O ex-governador de Mato Grosso e pré-candidato ao Senado, Mauro Mendes (União Brasil), afirmou nesta quinta-feira (23) que a pré-candidatura de Flávio Bolsonaro (PL) à Presidência da República enfrenta um cenário de instabilidade e incertezas para as eleições de 2026. Segundo Mendes, os rumores sobre uma possível desistência e disputas internas têm afetado a imagem do projeto político da direita.

Em entrevista à imprensa, Mendes afirmou que há “muitos ruídos” nos bastidores envolvendo o nome de Flávio Bolsonaro, escolhido pelo ex-presidente Jair Bolsonaro (PL) para representar o grupo político na corrida presidencial. “O cenário hoje ainda está muito indefinido.

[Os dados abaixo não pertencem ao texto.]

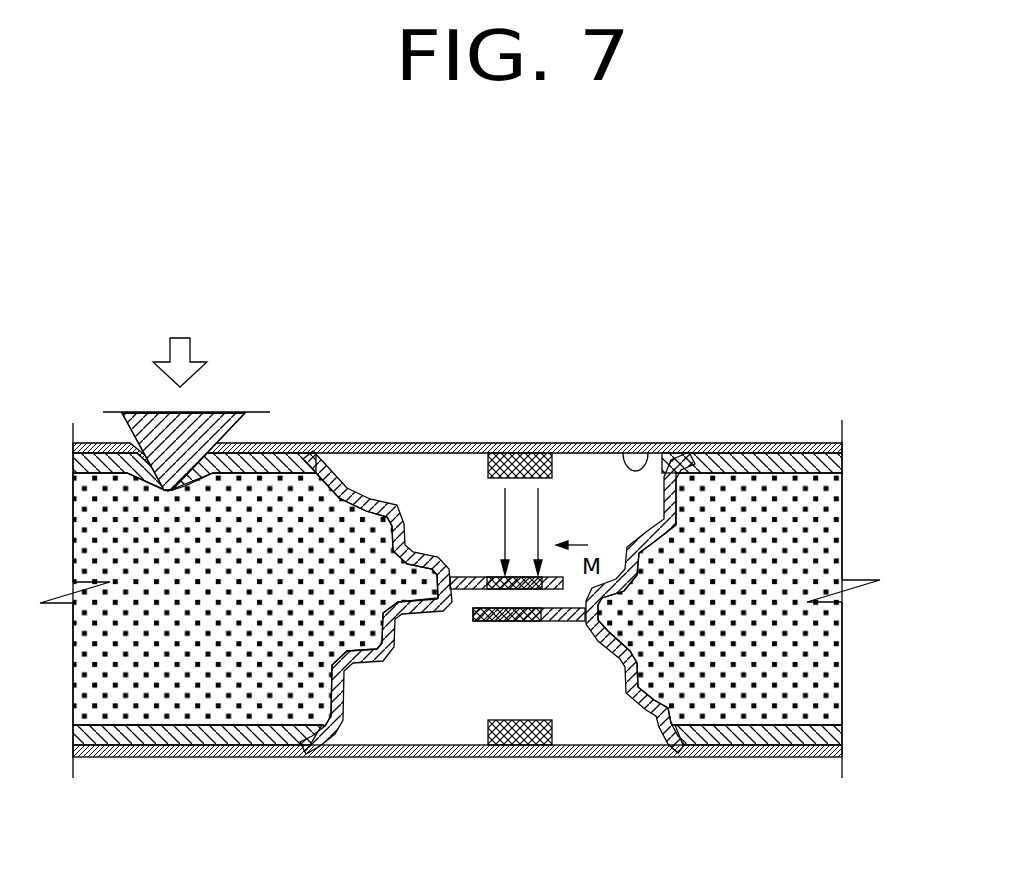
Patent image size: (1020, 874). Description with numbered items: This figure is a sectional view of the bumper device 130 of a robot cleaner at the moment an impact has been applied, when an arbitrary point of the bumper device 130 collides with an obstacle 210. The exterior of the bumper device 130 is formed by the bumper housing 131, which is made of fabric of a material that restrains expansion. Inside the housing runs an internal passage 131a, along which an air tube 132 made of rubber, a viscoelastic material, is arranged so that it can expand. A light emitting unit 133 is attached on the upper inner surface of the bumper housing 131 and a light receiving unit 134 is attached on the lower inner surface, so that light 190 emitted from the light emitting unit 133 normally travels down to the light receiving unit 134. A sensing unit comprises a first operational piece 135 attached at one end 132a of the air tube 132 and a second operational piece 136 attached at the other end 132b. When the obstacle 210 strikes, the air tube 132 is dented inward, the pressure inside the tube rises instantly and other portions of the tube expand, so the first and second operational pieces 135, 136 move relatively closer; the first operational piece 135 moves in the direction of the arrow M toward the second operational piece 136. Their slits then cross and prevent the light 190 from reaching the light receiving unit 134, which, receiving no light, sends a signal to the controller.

Existem muitos rumores de eventual desistência, muito fogo amigo e fogo inimigo”, declarou.

Apesar de avaliar negativamente a gestão do presidente Luiz Inácio Lula da Silva (PT), Mauro Mendes disse que a direita ainda enfrenta dificuldade para consolidar uma liderança nacional. Para ele, a falta de um nome forte aumenta a incerteza sobre a disputa de 2026. “Existe um vácuo de grandes lideranças. O Flávio está tentando se firmar, mas essa névoa de expectativa não é positiva”, afirmou.